Nel Manifiesto Blanco già si afferma la necessità di rinnovare l’arte anche proprio in linea con le

nuove consapevolezze scientifiche e tecnologiche del tempo per cui la posizione di Fontana

all’interno dell’informale è interessante. L’informale non deve essere letto soltanto come qualcosa

che, nella tragicità degli anni dopo la guerra, va a negare in un certo senso l’arte ma molte delle

proposte degli artisti sono proposte che aprono al futuro, quindi, la proposta di Fontana è una

proposta che legge attentamente anche la modernità di quegli anni; è una modernità tecnologica;

l’uomo sta aspirando ad una conquista spaziale e questo è importante per capire le opere di

Fontana più propriamente spaziali e anche la nascita del movimento spaziale nel 1947, con il

primo manifesto dello spazialismo.

Fontana, Scultura spaziale, 1947, gesso colorato: è un’opera che possiamo definire informale. È un

gesso colorato di nero. Ci sono quasi dei grumi di materia che creano questa forma quasi organica

in cui grande parte ha anche lo spazio vuoto, oltre allo spazio pieno.

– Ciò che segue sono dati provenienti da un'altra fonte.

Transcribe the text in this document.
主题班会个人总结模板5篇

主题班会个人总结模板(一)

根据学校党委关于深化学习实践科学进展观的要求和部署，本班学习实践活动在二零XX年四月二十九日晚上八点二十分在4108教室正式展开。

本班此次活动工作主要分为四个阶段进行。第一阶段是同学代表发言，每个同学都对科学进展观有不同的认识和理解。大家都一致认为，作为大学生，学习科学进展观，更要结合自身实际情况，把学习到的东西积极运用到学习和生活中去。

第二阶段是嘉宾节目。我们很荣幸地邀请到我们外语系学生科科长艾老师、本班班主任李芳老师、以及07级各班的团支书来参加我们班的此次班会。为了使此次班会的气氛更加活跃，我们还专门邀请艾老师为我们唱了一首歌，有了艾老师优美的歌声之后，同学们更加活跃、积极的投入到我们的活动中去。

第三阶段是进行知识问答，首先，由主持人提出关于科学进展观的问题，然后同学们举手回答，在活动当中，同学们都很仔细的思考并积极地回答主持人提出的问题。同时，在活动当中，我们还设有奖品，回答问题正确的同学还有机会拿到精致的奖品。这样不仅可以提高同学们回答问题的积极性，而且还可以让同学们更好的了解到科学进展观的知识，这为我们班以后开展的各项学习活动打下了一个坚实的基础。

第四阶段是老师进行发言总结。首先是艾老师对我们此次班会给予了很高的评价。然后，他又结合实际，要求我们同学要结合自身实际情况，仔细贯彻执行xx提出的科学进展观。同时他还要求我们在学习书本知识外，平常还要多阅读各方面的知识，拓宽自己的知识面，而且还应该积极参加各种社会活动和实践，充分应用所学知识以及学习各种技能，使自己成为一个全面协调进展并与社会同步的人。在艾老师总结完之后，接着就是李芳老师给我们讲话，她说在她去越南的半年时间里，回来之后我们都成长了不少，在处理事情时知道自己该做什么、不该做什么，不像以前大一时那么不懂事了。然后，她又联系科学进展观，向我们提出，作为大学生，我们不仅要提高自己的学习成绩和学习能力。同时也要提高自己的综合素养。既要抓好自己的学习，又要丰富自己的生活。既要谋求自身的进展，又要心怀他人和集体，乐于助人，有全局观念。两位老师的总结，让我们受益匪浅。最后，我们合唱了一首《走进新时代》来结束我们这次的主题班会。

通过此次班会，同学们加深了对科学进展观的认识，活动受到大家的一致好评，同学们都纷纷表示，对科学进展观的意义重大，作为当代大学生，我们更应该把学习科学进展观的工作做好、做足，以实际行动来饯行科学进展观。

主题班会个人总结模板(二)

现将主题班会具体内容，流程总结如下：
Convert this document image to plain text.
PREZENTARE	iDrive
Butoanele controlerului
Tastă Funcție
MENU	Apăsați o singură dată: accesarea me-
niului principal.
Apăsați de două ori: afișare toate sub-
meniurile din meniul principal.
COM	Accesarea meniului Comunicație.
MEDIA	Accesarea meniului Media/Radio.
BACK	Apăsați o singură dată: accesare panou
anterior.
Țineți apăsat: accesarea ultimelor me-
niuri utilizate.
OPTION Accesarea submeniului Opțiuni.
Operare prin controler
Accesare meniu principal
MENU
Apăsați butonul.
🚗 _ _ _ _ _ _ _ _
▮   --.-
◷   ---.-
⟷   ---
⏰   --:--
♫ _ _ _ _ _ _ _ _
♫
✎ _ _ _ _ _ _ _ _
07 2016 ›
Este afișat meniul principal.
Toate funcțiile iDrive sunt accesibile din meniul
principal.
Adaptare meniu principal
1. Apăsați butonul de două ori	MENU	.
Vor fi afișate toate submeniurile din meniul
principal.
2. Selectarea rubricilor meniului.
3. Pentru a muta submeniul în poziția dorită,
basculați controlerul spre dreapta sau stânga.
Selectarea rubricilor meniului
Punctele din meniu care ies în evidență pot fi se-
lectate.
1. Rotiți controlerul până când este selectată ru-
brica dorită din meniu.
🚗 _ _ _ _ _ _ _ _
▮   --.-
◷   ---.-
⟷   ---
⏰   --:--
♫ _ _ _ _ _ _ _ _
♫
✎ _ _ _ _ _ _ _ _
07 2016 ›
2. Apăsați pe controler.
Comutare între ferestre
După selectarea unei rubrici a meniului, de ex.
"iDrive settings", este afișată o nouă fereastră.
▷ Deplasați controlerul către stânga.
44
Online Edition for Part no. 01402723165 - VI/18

Nel 1947, viene pubblicato, a Milano, il primo Manifesto dello Spazialismo che è firmato da

Beniamino Joppolo, Lucio Fontana, Giorgio Kaisserlian, Milena Milani. È un manifesto che nasce

dallo scambio tra Fontana e il contesto letterario e intellettuale di quegli anni. È importante

proprio per capire la poetica di Fontana e degli spazialisti.

“L'arte è eterna, ma non può essere immortale. È eterna in quanto un suo gesto, come qualunque

altro gesto compiuto, non può non continuare a permanere nello spirito dell'uomo come razza

perpetuata. [...] Ma l'essere eterna non significa per nulla che sia immortale. Anzi essa non è mai

immortale. Potrà vivere un anno o millenni, ma l'ora verrà sempre, della sua distruzione

materiale”. Non è tanto importante la materia dell’opera quanto il gesto, il pensiero dell’artista

che sta dietro all’opera d’arte.

“Rimarrà eterna come gesto, ma morrà come materia. Ora noi siamo arrivati alla conclusione che

sino ad oggi gli artisti, coscienti o incoscienti, hanno sempre confusi i termini di eternità e di

immortalità, cercando di conseguenza per ogni arte la materia più adatta a farla più lungamente

perdurare, sono cioè rimasti vittime coscienti o incoscienti della materia, hanno fatto decadere il

gesto puro eterno in quello duraturo nella speranza impossibile della immortalità. Noi pensiamo di

svincolare l'arte dalla materia, di svincolare il senso dell'eterno dalla preoccupazione

dell'immortale. E non ci interessa che un gesto, compiuto, viva un attimo o un millennio, perché

siamo veramente convinti che, compiutolo, esso è eterno.[...]”.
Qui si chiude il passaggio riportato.